すると科学の最高責任者のモーホルンがゆっくりと口を開いた。「王様!そして元老達よ!我々チーカ星人が地球に潜入して3000年。地球人どもの生態を調べ、研究する内に何人かの仲間が捕まり、火星人だとか、リトルグレイだとか勝手にあだ名を付けられ、逆に研究された者もおります。しかし、我々の圧倒的な文明と頭脳で地球の政治の中枢に潜入し、後進国くじ引き首脳会談を実現させ、奴らの単純な習性を利用して地球を滅亡に追い込み、アメリカ大統領と密談を交わし、3000万人のモルモット達をこのチーカ星に連れてくる事に成功しました。」するとせっかちな軍事最高責任者のスーローが遮った。
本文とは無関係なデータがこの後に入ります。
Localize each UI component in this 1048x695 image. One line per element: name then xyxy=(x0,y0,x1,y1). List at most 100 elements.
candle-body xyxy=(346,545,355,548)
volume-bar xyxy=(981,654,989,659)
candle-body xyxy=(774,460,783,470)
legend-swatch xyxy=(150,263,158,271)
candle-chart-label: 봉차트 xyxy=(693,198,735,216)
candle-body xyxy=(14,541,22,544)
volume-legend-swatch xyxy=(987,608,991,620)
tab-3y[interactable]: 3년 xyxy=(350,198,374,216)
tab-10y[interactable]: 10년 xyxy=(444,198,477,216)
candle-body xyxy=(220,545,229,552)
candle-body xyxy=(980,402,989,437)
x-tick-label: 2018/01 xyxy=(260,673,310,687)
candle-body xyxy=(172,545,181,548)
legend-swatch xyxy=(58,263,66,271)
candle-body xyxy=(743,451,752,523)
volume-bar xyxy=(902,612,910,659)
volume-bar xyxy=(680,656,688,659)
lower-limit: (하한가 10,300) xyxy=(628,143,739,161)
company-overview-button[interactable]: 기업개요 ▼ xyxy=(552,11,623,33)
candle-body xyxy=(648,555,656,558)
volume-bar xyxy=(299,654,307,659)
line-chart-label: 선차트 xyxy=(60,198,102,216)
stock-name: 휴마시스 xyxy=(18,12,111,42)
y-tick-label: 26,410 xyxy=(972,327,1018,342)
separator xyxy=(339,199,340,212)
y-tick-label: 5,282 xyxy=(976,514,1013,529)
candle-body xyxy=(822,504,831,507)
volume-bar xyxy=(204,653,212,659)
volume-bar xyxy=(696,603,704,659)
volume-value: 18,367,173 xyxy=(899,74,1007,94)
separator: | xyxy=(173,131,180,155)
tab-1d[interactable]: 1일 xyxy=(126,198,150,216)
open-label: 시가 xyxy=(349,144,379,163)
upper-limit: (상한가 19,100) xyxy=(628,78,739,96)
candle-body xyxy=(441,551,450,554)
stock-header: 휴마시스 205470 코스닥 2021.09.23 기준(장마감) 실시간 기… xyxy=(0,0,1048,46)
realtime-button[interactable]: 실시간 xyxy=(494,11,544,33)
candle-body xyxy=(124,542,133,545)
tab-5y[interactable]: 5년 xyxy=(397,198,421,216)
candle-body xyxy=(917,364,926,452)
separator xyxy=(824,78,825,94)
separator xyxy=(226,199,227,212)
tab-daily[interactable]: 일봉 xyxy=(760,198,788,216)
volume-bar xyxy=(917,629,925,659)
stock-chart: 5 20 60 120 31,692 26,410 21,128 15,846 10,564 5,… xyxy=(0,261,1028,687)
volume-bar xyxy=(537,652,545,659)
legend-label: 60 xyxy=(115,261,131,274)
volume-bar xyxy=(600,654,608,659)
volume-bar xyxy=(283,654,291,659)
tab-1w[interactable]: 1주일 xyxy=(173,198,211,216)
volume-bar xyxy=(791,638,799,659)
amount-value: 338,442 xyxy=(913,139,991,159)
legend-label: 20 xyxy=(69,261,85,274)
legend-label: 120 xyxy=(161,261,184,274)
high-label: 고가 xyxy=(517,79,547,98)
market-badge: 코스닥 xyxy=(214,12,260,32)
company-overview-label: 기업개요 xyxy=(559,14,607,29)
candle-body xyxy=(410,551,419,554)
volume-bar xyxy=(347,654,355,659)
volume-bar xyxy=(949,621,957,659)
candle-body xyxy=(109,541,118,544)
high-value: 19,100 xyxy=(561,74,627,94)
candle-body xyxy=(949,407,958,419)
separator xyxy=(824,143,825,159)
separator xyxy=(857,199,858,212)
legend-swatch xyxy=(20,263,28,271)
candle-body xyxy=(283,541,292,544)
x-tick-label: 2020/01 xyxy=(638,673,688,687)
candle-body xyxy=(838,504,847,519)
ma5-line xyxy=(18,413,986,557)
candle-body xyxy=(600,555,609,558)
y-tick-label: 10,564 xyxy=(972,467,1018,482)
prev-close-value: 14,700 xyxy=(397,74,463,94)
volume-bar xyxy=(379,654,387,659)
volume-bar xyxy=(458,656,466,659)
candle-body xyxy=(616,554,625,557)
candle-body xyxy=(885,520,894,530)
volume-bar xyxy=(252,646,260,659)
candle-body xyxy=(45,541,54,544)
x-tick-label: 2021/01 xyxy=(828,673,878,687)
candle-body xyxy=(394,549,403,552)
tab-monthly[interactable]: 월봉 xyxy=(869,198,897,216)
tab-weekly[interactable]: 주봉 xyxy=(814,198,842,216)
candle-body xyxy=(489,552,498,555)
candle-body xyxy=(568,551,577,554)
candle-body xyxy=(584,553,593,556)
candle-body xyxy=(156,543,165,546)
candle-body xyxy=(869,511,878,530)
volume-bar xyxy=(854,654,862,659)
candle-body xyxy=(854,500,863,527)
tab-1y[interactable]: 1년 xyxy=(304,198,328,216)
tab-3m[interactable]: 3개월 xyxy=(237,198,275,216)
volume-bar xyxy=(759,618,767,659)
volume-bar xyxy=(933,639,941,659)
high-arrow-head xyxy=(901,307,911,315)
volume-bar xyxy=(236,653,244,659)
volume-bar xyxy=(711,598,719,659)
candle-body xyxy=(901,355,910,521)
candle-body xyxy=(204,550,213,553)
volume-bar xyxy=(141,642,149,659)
「そしたらあんた、よかろうもん?なぁんが不満とね?万事うまいごといっとうたい!そやろも、みんな!みんなはどげん思うね?」、、、、、、ゆっくりとモーホルンが返す。
「それが問題だといってるんだ!3000年を費やして地球人の生態を研究し尽くした結果がこれだ!!各省庁ごと勝手に世界中に飛び散って、勝手にそこに解け込んで、勝手に独自の研究を進めた結果、どうです皆さん!何ですかこの激しい方言は!?それも示し合わせたような日本限定の!!」
全員が一斉に顔を見合わせた。「そねぇおかしいかのぉ?」「そげなことなかですばい!」「まんずいいでないがい?」「ちょっちゅねぇ!」
ゆっくりとモーホルンが続けた。「王様!そして元老達よ!今からこのチップを後頭部に差し込んで下さい。」そう言って1ミリ程の小さなチップを差し出した。「なんならぁそらぁ?」「なんねその小さかとは?」「まんずなんだべさ?」「ハブのうろこじゃないよねぇ?」みなは不思議そうにそのチップを見た。
「これは、全宇宙の言葉を東京弁に翻訳する超小型翻訳チップです。宇宙1の科学力を誇る我々チーカ星人が方言を、それも地球の辺境の日本限定の方言を勝手に喋るなどと、、、こんな恥ずかしいことは今後やめていただきます。」
全員しぶしぶそのチップを後頭部に差し込んだ。「なんで東京弁なんかのう?」「つやぁつけてモーホルンも東京かぶれしとうっちゃないとや?」「いい奴だども、とがいかぶれするどこがたまぬつづってが!」「ハイサァイ!」

会議再開。

「それでは、軍事最高責任者のスーローから今後のスケジュールについて説明してくれ!」王様の広島弁は完全に治っていた。
「はっ、王様!現在のところ洗脳は80%程度完了しております。あと半年もあれば全て完了する予定です。」スーローが答えると政治の最高責任者ノーミが質問した。「スーロー元老!聞くところによるとその洗脳も完全なものではなく、ごく稀に聞かない場合もあるそうじゃないですか?」するとすぐさまスーローが返す。「ノーミ元老!さすがですな。その通り、この洗脳方式では人体への副作用が無い反面、ごく稀に洗脳できないタイプの人間も出てきます。しかし心配後無用。そんな奴らは殺して動物の餌にしちゃいますから。ハッハッハッハッ。」スーローが高笑いをして続けた。
「そして完全に洗脳が終わると男達は訓練をして宇宙最強の肉弾戦部隊を作り上げます。なにせ我々銀河系の高等生命体は頭は良いのですが、力がからっきしでして。その点、あの下等な地球人どもは頭はアンポンタンですが体は強く、鍛えれば更に強くなるという特性を持っております。これで万が一、我がチーカ星に異星人が侵攻してきてもあのアンポンタンどもで作った軍隊で一掃できるというものです。カッカッカッカッ。」スーローがパターンを変えて高笑いをした。
「そうか、さすがスーロー元老!抜かりはないようじゃな。」王様は満足げであった。次に政治の最高責任者ノーミが口を開いた。「王様!あの大統領を初めとする地球の政治家や金持ちどもはいかがいたしましょう?」すると王様は「えっ?あれ何かするの?あれどうなってるの?」ととぼけた。すかさずノーミが続けた。「当初の王様と地球人の大統領の密約では、①大統領が勝手に選んだ3000万人の内、大統領の息のかかった1000人は洗脳しない。②洗脳が完了したらこの地球人専用居住区のコロニーに大統領を国家元首とした地球人自治による国家を建設する。③地球人のギャル達は全て大統領の所有物とする。この3つを条件に地球人の男どもを我々の軍隊として提供するというものでした。」
「あっ!そうかそうか!そんなこと言っとったなぁ。それでどうするんじゃ?」王様はすっとぼけた。
「地球人どもが我がチーカ星に移住して1年が経ちます。チンキー大統領もそろそろ自治政府の事を聞いてきます。まだ洗脳が完全ではないので、今しばらく待ってもらっていますが、そろそろ具体的に国家建設の話を進める時期かと思います。」ノーミがそう言うと王様が突然!!「1000人まとめて殺せばいいじゃん!ねぇみんなぁ!」チーカ星人に表情は無いが、多分かなり悪い顔で言い放った。
静まり返った室内で地球人大虐殺計画が始まろうとしていたのである。